POMEROY — Chelsea Poole pressed a few buttons and white LEDs ignited theatrically inside the machine.
The assistant director of the Meigs County District Public Library pressed a few more, and unleashed the industrious whirring sounds of a printer, a sort of crunching and beeping familiar to all office workers.
Except “The Cube” is not printing documents — it’s printing objects.
“This three-dimensional printer builds things based off a digital template,” Poole said, in a process “very similar to manufacturing. A heating element melts plastic from cartridges, and the printer puts down layers.”
The complexity of the end product is limited only by the original design.
“More detail takes more time,” Poole said as she compared two recently printed toy cars. The first one, about the size of a Hot Wheels and with few details, “took about 20 minutes.”
The second, complete with a steering wheel, dashboard and more realistic frame, took “closer to two hours.”
The International Space Station made recent headlines when crew members used an on-board 3-D printer to manufacture a specialized wrench, which they then used during repairs.
The Pomeroy library’s device is somewhat less powerful than NASA’s, but operates on the same principles.
The aptly named “Cube” is around a cubic foot in size and only utilizes plastic for its printing.
“This model is $300 to $400 and not a highly advanced one, but the tech gets better and faster every day,” Poole said. “The VCR was $1,000 when it came out. Eventually, everyone had one or two in their home.”
Next to the Cube lay other demonstrations of the revolution soon to come.
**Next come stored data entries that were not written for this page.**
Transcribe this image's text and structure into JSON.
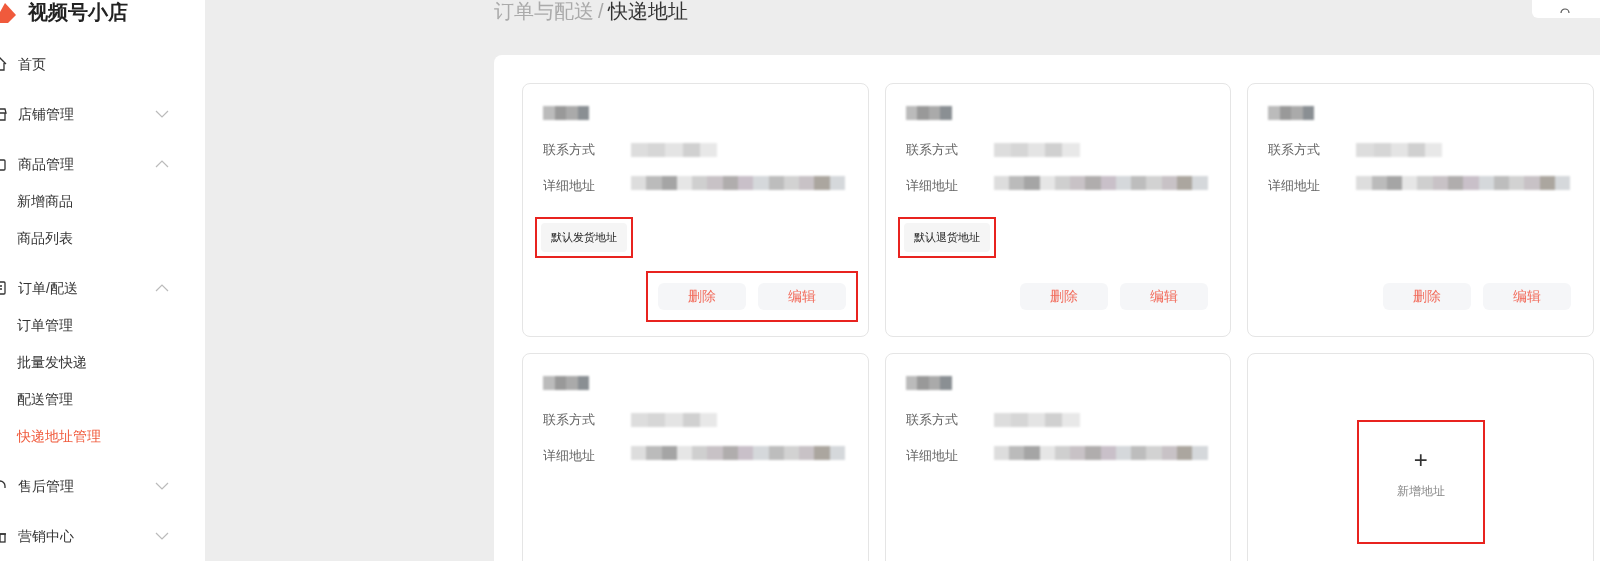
{
  "app": {
    "title": "视频号小店"
  },
  "sidebar": {
    "items": [
      {
        "label": "首页",
        "selected": false
      },
      {
        "label": "店铺管理",
        "expanded": false,
        "selected": false
      },
      {
        "label": "商品管理",
        "expanded": true,
        "selected": false,
        "children": [
          {
            "label": "新增商品",
            "selected": false
          },
          {
            "label": "商品列表",
            "selected": false
          }
        ]
      },
      {
        "label": "订单/配送",
        "expanded": true,
        "selected": false,
        "children": [
          {
            "label": "订单管理",
            "selected": false
          },
          {
            "label": "批量发快递",
            "selected": false
          },
          {
            "label": "配送管理",
            "selected": false
          },
          {
            "label": "快递地址管理",
            "selected": true
          }
        ]
      },
      {
        "label": "售后管理",
        "expanded": false,
        "selected": false
      },
      {
        "label": "营销中心",
        "expanded": false,
        "selected": false
      }
    ]
  },
  "breadcrumb": {
    "parent": "订单与配送",
    "separator": "/",
    "current": "快递地址"
  },
  "cards": [
    {
      "kind": "address",
      "contact_label": "联系方式",
      "address_label": "详细地址",
      "tag": "默认发货地址",
      "tag_highlighted": true,
      "buttons": [
        "删除",
        "编辑"
      ],
      "buttons_highlighted": true
    },
    {
      "kind": "address",
      "contact_label": "联系方式",
      "address_label": "详细地址",
      "tag": "默认退货地址",
      "tag_highlighted": true,
      "buttons": [
        "删除",
        "编辑"
      ],
      "buttons_highlighted": false
    },
    {
      "kind": "address",
      "contact_label": "联系方式",
      "address_label": "详细地址",
      "buttons": [
        "删除",
        "编辑"
      ],
      "buttons_highlighted": false
    },
    {
      "kind": "address",
      "contact_label": "联系方式",
      "address_label": "详细地址"
    },
    {
      "kind": "address",
      "contact_label": "联系方式",
      "address_label": "详细地址"
    },
    {
      "kind": "add",
      "symbol": "+",
      "label": "新增地址",
      "highlighted": true
    }
  ]
}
“We have simple items displayed that we printed this week: A cookie cutter, custom Mason jar lids, toys,” Poole explained as the Cube continued printing, “but other machines have printed heart valves, prosthetics — and those are not things in the pipeline; those are already here.”
Many other machines are capable of working with metals or ceramics, and are getting ever faster and more precise to match the expanding number of designs.
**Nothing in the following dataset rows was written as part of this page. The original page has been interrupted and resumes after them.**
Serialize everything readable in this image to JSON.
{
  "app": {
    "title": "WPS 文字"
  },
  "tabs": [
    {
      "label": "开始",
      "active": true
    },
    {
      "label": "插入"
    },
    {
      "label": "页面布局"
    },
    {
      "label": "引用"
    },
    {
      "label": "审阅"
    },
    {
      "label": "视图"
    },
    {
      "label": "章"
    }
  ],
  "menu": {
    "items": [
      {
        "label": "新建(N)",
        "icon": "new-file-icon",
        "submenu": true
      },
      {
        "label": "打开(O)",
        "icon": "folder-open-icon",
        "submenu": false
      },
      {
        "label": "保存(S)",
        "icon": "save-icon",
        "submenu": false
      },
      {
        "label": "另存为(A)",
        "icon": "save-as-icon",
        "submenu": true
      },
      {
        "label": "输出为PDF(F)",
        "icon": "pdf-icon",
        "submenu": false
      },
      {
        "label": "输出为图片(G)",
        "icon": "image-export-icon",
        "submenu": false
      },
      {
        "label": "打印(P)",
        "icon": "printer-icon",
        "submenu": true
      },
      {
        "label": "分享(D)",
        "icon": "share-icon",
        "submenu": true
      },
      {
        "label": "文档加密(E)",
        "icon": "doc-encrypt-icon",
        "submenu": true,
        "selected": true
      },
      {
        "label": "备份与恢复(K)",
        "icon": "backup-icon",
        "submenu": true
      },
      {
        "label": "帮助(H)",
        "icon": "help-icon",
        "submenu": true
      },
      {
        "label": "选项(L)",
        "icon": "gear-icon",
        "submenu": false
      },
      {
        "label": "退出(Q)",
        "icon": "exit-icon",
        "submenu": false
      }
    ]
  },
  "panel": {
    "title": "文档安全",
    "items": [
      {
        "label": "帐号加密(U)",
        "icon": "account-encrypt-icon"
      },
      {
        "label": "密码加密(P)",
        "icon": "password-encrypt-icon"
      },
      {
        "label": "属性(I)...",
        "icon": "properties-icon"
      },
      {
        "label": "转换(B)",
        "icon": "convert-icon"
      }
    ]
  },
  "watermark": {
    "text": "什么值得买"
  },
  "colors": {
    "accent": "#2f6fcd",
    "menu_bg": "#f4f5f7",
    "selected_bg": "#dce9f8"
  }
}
“The template library we use has light switch covers, (prefabricated furniture) replacement parts, almost everything,” Poole said.
Instructions for the machines, called templates, are available on the internet in vast numbers. Most of the digital files are open-source, meaning they can be accessed and shared with few constraints.
“Anyone can search out and use a template, or design or customize one,” Poole said. That means if someone has the raw materials and an advanced enough machine, production is only a few button presses away.
“The Cube” is touring libraries in southern Ohio courtesy of the Southeast Regional Library System, a sort of trade association for libraries.
Kristi Eblin, director of the Meigs County District Public Library, is a member and attends the monthly SERLS meetings. Eblin jumped at the chance for Meigs to be a stop on the printer’s tour.
“(SERLS) make bigger purchases that small libraries could not make otherwise and it lets us show people the technology,” Poole said.
The Cube resides at the Pomeroy library through August, and the staff will happily make demonstrations for visitors.
“Come by, and if it is not already going, we will start it up,” one staffer said.
The rapidly evolving technology fits well with the library system’s mission to democratize knowledge. Libraries already offer basic resources like internet access or a copy machine, and Meigs libraries are preparing for a day when 3-D printing is a common necessity.
The database of free online templates matches the spirit of a library, as well. Users often share knowledge by leaving notes on the files.
Pomeroy library staff looking at designs for Halloween decorations were warned by one annotation: “Beware, the pumpkin explodes.”
According to Poole, “Following some discussion …we skipped that one.”